Il est, en matière de lecture, des stéréotypes dont la
répétition m’agace de plus en plus profondément. Celui en particulier de ces
médiateurs de culture qui s’acharnent à vouloir convaincre que lire est un
plaisir, un « délice », chose dont je ne conteste pas la possible
réalité, bien entendu, mais le peu de pertinence qu’elle possède par rapport à
la finalité qu’elle vise, à savoir : défendre, au profit des publics principalement
les plus démunis - et ces derniers ne font apparemment que s’étendre - l’idée
que la dite lecture est indispensable au développement d’une subjectivité
ouverte capable de résister aux diverses puissances d’asservissement de
l’esprit humain, que nos sociétés numériques ont considérablement renforcées.

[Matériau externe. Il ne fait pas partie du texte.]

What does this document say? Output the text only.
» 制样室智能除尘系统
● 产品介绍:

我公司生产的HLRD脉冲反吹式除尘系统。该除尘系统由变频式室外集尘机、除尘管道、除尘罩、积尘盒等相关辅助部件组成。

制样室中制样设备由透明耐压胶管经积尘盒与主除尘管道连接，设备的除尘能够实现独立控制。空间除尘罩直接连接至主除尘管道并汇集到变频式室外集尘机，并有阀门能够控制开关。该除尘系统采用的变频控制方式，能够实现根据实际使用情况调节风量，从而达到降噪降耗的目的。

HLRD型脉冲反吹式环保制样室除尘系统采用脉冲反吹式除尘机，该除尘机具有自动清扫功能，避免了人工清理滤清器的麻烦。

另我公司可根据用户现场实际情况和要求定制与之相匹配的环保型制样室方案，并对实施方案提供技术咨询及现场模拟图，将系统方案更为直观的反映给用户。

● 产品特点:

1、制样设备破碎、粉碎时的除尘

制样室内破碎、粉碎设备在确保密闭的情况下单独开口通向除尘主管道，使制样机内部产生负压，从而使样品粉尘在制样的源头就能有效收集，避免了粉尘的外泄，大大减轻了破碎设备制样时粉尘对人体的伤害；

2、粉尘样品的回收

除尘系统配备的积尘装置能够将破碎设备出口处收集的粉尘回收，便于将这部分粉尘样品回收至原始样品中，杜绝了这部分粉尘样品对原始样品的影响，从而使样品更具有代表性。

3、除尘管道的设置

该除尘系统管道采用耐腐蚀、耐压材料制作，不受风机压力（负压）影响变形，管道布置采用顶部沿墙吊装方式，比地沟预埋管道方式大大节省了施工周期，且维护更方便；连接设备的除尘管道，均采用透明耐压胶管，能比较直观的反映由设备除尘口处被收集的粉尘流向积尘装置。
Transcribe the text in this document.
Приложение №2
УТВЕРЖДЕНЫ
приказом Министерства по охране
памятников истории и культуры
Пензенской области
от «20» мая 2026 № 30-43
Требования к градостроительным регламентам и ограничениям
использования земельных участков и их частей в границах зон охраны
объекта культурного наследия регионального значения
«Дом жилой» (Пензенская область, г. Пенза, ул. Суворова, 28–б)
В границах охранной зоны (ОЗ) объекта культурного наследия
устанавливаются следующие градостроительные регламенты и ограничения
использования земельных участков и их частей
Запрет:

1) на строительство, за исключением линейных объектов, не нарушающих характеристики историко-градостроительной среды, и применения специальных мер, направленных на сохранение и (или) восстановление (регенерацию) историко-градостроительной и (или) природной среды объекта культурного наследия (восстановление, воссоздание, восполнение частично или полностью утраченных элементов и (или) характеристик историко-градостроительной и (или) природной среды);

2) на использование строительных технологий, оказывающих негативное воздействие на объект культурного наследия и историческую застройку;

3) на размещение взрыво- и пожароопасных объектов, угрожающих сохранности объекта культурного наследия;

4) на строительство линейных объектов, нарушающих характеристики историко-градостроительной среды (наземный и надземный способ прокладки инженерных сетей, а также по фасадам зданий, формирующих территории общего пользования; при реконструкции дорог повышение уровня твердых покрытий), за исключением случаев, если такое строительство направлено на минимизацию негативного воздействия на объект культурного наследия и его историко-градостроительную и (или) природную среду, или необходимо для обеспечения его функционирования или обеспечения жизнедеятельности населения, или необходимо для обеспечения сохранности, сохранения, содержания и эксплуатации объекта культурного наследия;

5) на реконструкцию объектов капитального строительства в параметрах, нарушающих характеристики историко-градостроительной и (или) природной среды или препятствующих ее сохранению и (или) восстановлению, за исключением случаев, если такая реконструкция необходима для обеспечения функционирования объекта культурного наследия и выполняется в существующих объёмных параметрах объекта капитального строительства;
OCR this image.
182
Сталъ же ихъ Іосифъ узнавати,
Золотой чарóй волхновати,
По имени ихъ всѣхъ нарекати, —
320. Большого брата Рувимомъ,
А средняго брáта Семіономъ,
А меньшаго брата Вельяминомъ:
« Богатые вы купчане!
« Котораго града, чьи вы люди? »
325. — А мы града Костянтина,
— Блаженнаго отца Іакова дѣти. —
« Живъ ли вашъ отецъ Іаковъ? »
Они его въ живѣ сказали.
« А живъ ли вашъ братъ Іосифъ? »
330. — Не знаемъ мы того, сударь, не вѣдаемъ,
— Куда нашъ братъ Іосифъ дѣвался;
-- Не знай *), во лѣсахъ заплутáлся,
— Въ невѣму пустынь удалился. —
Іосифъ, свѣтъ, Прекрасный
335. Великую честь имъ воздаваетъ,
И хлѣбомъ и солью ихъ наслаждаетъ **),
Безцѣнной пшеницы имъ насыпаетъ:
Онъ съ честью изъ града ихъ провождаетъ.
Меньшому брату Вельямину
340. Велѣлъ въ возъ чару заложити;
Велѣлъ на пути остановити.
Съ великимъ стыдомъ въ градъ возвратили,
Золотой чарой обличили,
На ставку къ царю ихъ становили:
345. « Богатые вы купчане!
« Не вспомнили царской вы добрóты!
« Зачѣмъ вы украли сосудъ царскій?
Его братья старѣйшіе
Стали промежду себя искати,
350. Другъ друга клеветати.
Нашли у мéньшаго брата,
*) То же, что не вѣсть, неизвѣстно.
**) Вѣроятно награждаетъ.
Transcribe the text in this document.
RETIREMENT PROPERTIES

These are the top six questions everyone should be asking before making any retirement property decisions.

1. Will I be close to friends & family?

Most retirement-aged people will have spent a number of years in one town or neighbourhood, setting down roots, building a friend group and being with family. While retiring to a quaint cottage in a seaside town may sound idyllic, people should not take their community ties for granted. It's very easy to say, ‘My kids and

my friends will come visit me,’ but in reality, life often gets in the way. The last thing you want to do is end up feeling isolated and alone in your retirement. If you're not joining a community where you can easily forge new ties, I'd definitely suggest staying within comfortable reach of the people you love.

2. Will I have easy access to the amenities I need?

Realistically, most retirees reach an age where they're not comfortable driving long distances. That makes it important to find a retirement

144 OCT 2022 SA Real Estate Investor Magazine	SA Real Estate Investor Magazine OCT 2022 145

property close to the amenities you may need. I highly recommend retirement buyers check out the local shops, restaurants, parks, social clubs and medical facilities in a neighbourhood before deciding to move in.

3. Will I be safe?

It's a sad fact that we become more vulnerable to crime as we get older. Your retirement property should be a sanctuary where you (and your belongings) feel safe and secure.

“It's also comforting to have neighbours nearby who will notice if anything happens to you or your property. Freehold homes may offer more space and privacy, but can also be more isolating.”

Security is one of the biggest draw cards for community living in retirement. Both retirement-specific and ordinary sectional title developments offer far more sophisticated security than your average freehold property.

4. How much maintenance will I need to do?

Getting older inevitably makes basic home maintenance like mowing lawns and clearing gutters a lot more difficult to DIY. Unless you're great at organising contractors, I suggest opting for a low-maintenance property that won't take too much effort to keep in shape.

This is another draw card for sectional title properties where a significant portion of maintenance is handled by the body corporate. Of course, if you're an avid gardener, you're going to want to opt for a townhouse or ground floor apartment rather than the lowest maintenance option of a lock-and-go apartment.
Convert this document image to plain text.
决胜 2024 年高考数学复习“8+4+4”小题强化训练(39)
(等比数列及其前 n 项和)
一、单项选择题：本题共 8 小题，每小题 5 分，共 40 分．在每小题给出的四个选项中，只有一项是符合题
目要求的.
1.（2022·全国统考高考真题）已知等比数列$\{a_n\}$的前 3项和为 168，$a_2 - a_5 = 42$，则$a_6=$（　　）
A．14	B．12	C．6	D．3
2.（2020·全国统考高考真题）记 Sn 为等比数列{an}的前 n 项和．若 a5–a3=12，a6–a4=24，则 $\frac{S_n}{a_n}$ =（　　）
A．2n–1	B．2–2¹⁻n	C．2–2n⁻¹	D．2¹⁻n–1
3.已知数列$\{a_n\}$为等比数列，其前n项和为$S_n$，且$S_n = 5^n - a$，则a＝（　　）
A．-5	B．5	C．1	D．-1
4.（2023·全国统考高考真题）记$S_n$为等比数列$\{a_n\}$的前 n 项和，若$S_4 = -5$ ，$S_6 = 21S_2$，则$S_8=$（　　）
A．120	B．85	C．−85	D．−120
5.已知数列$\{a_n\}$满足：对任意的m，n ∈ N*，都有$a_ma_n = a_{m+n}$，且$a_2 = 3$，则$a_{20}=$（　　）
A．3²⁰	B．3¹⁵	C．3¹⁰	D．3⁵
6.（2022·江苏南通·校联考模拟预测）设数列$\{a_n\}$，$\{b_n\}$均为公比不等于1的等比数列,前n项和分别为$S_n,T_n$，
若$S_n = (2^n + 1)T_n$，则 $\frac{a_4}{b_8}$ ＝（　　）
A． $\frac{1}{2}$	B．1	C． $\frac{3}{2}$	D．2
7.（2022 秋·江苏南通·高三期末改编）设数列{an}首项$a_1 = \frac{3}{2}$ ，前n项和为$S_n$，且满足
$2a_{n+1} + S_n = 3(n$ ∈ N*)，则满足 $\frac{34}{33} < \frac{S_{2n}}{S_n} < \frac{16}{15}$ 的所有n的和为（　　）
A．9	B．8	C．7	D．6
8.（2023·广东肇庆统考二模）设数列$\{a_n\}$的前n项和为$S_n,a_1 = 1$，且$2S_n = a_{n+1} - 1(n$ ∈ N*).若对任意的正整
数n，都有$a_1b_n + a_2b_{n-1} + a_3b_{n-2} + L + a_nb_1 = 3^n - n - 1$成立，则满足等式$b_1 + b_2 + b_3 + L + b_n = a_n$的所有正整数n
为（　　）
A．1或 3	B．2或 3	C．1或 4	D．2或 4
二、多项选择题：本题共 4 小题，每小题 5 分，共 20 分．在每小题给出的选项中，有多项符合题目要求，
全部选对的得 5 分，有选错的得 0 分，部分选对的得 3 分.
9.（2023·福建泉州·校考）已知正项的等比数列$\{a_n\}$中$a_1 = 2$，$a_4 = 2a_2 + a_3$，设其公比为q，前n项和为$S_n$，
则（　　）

S’il est aujourd’hui un impératif, face à la multiplication
des clichés par lesquels notre société tend à faire se coaguler nos réactions devant
l’image de plus en plus artificialisée qu’elle nous donne du monde, c’est bien
celui de valoriser toutes les entreprises de dé-standardisation, de
dés-homogénéisation permettant à nos sensibilités d’opérer ces recadrages
perceptifs par lesquels l’esprit prend conscience de l’importance des filtres
qui s’interposent entre lui et la réalité et de la responsabilité qui, de ce
fait, lui revient, de refuser de se laisser coloniser par telle ou telle représentation
ou pensée imposées insidieusement de l’extérieur. Ce qui implique un effort
certain en vue de se construire.
Ou du moins de le tenter.
Ainsi, les ouvrages que nous proposons au titre de la
participation des établissements au Prix des Découvreurs ne doivent pas être
lus pour le plaisir. Si ce n’est celui, in fine, que confère la satisfaction de
toute activité tant soit peu émancipatrice. Et d’avoir entrouvert sa fenêtre
sur des paysages nouveaux.
À l’heure où comme le signale Yves Citton dans son dernier
ouvrage Médiarchie, « grâce à
l’effet-réseau, l’impact en termes de media sociaux des plus grands succès dans
tous les genres est dramatiquement plus grand que celui des titres secondaires
[et qu’il ] paraît désormais clair que l’avenir du divertissement de masse ne
sera pas de « vendre moins de
davantage de titres », mais de vendre beaucoup plus d’exemplaires de
titres en nombre plus restreint », le choix des Découvreurs de faire
entrer dans les classes des œuvres parfois publiées à moins de 300 exemplaires
par de « micros éditeurs » dont aucun média de masse ne connaît et ne
mentionne jamais l’existence, est un choix qui va beaucoup plus loin que la
tentative de promotion d’un genre littéraire déclaré par certains obsolète et
en voie de disparition. À l’opposé de ceux qui voudraient
« actualiser » les références littéraires des jeunes des écoles en
faisant entrer en masse les produits pour la plupart formatés de l’industrie du
livre de jeunesse, les Découvreurs entendent rappeler chacun et les enseignants
bien sûr en tout premier lieu, à la responsabilité qu’ils ont de participer
réellement et non pas qu’en surface, à l’éveil critique des intelligences et
des sensibilités qui leur sont confiées.
Il ne suffit pas de vouloir parce que l’on appartient peu ou
prou à ce qu’il est convenu d’appeler les professionnels du livre, élargir par
tous les moyens l’offre actuelle et déjà très conséquente de livres. Il faut
être davantage conscient de la nature nécessaire des expériences que l’on veut par cela
promouvoir. Qui doivent plutôt que des expériences de consommation, se penser
comme des expériences de nature quasiment artistique. Issues d’une forme de
curiosité qui ne se fonde pas sur le plaisir de la reconnaissance du même et la
satisfaction plutôt mortifère de se découvrir de plus en plus à l’aise dans
l’univers modélisé des catégories familières, mais sur l’intensité passionnante
d’un parcours où l’esprit se voit réinterrogé sur ses propres capacités d’interprétation et de
partage. Dans son pouvoir aussi de création.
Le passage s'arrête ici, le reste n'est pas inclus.